Intervention de Jean-Pierre Mercier

Réunion du 26 septembre 2012 à 10h00
Commission des affaires économiques

Jean-Pierre Mercier, représentant la CGT :

Pour comprendre ce qui se passe chez Peugeot, il faut avoir conscience que la décision de fermer l'usine d'Aulnay, pour ne parler que d'elle, remonte à plusieurs années, avant même février 2010, lorsqu'elle fut actée en comité de direction générale, au niveau du groupe. Cela signifie que l'argumentaire déployé aujourd'hui par Peugeot, M. Sartorius et d'autres, sur le fait que la santé financière du groupe serait fragile, est contestable. Le groupe a en effet enregistré en 2010 un record historique de ventes au niveau mondial et en 2011 il en a été de même, à 45 000 véhicules près, en raison du tsunami japonais.

PSA avance par ailleurs que ses ventes de véhicules au premier semestre de 2012 ont reculé de 240 000 unités. Il oublie de préciser – ou écrit en tout petit – qu'au premier semestre de 2012, il a été interdit de vente sur le marché iranien. Or c'était son deuxième marché : 450 000 véhicules à l'année, soit 225 000 véhicules tous les six mois. On comprend donc que, normalement, il aurait dû vendre, pendant ce deuxième semestre, 200 000 véhicules environ à l'Iran et qu'en conséquence, le recul qu'il met en avant n'aura été que de 40 000 véhicules. Cela ne suffit pas à justifier qu'il faut fermer Aulnay et licencier 1 400 salariés à Rennes.

Le rapport Sartorius, on l'a dit, reprend 99 % des arguments de Peugeot. Il est donc normal qu'il aboutisse aux mêmes conclusions.

Certes, on doit pointer du doigt les 6 milliards d'euros qui ont été versés aux actionnaires sous forme de rachats d'actions ou de dividendes, et qui auraient dû être réinvestis dans l'entreprise. Pour autant, est-ce aux salariés de payer la note ? Nous ne le pensons pas.

Y a-t-il eu des erreurs de stratégie ? Je ne pourrais pas vous dire s'il fallait ou non, par exemple, poursuivre notre coopération avec Mitsubishi. Nous n'en savons rien, dans la mesure où nous n'avons pas voix au chapitre concernant la stratégie du groupe. On nous demande simplement de travailler huit heures par jour sur les chaînes de production. Là encore, devons-nous payer la note parce qu'au plus haut niveau, on s'est trompé ? Nous ne sommes pas d'accord. C'est aux responsables de payer.
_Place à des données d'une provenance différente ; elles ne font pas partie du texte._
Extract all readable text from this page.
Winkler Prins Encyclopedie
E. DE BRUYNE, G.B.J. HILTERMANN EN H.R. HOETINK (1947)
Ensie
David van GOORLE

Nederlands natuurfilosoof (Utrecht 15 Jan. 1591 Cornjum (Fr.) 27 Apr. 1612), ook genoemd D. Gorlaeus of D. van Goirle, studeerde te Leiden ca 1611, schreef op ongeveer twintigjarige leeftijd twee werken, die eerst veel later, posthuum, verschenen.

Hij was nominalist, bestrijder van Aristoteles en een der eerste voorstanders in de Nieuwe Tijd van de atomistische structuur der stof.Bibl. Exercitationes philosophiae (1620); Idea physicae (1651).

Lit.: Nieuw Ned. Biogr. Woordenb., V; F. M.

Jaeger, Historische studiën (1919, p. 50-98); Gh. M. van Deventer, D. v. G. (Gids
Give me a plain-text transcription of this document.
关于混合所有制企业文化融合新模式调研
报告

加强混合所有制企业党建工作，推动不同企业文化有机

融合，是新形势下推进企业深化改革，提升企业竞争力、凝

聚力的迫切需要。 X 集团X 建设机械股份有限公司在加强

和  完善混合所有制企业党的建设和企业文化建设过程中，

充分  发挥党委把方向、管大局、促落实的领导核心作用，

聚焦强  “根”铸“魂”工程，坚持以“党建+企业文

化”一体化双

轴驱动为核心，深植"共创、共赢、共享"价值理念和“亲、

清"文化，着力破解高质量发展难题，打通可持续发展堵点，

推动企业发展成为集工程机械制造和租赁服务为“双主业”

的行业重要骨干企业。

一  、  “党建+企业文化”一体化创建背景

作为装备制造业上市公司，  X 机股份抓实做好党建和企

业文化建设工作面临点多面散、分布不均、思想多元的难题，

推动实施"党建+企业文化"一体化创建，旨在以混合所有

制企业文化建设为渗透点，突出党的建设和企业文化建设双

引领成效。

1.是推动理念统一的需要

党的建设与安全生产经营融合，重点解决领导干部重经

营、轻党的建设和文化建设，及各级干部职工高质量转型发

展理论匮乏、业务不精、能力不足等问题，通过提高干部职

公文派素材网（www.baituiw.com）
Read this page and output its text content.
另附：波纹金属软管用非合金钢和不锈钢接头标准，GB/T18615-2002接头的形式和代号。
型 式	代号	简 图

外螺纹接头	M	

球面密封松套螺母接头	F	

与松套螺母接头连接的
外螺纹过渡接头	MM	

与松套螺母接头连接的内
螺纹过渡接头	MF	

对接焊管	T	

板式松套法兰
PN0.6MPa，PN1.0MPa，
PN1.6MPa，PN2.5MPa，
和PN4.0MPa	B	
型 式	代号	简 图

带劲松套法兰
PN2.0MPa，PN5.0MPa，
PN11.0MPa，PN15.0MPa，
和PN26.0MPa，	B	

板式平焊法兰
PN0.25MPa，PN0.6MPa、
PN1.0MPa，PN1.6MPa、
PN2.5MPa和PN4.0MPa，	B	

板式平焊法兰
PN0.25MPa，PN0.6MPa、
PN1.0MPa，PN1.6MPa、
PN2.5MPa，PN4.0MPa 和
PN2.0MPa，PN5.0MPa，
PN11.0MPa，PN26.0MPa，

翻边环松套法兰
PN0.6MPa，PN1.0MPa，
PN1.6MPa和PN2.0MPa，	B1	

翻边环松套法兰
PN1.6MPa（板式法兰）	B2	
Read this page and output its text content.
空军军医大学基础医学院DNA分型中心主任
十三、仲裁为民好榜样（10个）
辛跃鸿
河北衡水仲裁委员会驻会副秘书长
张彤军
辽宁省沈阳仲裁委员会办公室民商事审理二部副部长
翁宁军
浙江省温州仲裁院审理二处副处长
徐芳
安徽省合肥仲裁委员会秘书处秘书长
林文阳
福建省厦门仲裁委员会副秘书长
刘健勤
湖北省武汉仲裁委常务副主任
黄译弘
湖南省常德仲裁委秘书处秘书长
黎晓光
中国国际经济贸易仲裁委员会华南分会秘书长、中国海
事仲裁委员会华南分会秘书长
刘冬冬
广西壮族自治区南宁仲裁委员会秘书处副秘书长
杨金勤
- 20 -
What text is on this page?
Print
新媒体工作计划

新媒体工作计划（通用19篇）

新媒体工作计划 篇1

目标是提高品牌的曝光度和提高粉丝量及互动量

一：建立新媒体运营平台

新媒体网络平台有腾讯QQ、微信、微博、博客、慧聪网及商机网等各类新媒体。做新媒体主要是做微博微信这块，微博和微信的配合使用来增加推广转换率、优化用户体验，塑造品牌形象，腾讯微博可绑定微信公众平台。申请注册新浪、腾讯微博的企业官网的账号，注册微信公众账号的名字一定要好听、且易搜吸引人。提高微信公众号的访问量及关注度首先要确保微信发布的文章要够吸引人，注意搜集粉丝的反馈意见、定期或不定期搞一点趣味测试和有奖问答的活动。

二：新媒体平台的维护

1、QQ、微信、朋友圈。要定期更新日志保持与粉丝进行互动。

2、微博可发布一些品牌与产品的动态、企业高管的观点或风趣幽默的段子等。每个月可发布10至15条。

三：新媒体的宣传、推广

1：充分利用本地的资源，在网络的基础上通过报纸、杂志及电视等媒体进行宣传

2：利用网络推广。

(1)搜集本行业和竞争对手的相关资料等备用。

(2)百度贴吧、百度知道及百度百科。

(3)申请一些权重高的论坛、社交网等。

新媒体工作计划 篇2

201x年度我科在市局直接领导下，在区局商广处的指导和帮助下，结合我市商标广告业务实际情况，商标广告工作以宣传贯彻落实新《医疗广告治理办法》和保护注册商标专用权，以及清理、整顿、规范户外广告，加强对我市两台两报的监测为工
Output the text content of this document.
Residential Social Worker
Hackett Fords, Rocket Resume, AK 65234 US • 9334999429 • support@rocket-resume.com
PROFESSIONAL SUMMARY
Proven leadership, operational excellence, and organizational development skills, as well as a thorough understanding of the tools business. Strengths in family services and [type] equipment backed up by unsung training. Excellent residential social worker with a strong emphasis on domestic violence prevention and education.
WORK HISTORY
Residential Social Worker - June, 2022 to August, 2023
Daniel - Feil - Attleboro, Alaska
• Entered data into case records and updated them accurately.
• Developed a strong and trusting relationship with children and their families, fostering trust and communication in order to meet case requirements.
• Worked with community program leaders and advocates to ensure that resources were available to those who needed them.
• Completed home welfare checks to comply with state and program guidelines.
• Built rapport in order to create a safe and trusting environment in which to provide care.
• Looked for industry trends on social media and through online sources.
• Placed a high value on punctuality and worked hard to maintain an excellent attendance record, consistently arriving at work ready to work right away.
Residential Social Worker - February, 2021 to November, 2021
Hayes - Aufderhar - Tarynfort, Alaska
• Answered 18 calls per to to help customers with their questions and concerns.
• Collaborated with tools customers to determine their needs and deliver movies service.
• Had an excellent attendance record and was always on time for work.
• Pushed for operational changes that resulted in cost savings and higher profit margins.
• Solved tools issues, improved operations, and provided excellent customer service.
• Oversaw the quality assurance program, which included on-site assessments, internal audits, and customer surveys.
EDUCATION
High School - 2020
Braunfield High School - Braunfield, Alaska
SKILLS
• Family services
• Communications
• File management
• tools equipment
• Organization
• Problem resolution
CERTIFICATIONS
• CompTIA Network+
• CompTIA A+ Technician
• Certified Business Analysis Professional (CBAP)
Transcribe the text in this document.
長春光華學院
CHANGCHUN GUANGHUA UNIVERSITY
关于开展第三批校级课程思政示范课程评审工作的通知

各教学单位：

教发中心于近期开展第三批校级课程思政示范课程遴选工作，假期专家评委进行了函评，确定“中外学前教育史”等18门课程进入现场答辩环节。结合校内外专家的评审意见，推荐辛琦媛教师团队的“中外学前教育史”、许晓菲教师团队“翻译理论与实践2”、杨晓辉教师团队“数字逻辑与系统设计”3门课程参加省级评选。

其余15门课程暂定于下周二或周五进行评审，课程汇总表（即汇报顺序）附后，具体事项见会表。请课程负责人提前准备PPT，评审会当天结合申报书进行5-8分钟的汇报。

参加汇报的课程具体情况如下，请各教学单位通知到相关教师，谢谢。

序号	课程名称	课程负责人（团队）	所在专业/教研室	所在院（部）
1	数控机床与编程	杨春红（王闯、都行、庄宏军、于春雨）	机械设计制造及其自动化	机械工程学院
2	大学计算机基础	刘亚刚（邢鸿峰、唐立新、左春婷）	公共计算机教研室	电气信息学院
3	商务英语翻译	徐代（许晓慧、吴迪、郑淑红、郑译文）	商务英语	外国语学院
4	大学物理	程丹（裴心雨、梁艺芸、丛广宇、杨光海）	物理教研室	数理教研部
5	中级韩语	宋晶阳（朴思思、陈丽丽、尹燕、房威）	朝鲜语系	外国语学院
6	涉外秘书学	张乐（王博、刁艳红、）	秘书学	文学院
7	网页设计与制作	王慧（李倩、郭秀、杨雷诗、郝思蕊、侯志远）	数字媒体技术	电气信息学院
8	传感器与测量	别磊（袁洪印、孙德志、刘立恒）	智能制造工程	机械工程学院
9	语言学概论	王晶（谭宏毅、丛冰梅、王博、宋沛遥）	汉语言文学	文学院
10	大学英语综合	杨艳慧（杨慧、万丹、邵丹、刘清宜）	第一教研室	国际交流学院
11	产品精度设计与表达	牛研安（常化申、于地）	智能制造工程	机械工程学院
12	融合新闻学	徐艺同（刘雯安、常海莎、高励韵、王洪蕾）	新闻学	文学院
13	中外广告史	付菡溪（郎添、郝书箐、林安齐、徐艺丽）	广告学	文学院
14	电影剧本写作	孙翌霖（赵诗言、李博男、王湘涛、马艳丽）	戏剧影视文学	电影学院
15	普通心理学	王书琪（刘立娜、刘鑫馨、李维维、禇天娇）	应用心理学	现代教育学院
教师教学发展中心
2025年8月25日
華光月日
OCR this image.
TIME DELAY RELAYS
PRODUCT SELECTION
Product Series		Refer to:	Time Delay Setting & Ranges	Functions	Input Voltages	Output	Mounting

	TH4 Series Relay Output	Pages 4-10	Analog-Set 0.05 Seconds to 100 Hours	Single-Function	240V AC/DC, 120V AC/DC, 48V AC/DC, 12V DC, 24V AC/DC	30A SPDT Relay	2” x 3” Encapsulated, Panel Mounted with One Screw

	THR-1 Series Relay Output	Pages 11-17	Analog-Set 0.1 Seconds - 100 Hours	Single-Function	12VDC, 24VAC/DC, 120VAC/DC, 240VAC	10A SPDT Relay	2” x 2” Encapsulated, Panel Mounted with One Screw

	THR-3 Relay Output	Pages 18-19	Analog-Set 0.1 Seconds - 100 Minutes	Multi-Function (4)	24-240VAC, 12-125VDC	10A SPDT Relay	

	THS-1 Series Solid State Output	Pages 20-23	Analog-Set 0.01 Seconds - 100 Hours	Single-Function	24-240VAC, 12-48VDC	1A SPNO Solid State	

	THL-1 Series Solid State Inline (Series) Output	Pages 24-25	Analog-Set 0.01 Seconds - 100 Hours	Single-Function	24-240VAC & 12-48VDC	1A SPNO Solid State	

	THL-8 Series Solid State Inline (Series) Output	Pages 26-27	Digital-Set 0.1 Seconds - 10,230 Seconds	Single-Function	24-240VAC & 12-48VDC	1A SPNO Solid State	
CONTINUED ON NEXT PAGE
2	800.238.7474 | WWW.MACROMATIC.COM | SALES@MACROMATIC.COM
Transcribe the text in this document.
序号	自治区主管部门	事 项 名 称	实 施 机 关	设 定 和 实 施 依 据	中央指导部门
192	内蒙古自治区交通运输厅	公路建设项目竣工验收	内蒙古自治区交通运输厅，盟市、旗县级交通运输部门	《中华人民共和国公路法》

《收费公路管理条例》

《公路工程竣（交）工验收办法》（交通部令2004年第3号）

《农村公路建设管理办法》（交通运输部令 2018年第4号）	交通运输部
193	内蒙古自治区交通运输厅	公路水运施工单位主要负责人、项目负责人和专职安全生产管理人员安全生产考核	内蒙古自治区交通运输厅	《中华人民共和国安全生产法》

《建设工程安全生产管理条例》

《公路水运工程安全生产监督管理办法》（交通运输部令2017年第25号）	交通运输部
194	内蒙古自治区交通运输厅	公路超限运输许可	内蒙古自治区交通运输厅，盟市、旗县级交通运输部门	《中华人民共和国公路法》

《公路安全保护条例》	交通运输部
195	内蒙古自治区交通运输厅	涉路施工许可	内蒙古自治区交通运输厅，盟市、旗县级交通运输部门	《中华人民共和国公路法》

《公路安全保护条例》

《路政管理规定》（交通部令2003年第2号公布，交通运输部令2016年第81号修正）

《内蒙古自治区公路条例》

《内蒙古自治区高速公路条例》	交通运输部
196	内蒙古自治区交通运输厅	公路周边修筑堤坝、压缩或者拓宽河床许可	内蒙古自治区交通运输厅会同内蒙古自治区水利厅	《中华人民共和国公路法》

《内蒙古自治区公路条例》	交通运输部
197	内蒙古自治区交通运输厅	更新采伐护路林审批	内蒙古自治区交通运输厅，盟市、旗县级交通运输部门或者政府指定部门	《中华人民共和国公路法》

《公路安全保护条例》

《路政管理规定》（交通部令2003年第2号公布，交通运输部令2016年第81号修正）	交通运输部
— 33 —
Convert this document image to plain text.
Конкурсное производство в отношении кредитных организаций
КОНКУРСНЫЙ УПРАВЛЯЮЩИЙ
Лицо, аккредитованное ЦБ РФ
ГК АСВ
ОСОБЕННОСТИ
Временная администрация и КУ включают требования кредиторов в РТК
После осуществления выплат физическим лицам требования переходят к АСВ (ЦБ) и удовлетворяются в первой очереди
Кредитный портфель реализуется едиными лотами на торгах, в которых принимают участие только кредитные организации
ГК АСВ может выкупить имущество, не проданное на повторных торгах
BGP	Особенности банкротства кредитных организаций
M. Sartorius a étudié la situation du groupe en se cantonnant à la branche de la production automobile, la branche PCA, qui a été mise artificiellement en déficit au premier semestre 2012. Il ne s'est pas penché sur sa situation bancaire, ni sur la situation de Gefco, son prestataire logistique, ni sur celle de Faurecia, son fournisseur officiel. Or ces trois branches font de gros bénéfices. Comment peut-on imaginer que, dans ces conditions, le groupe soit en déficit ?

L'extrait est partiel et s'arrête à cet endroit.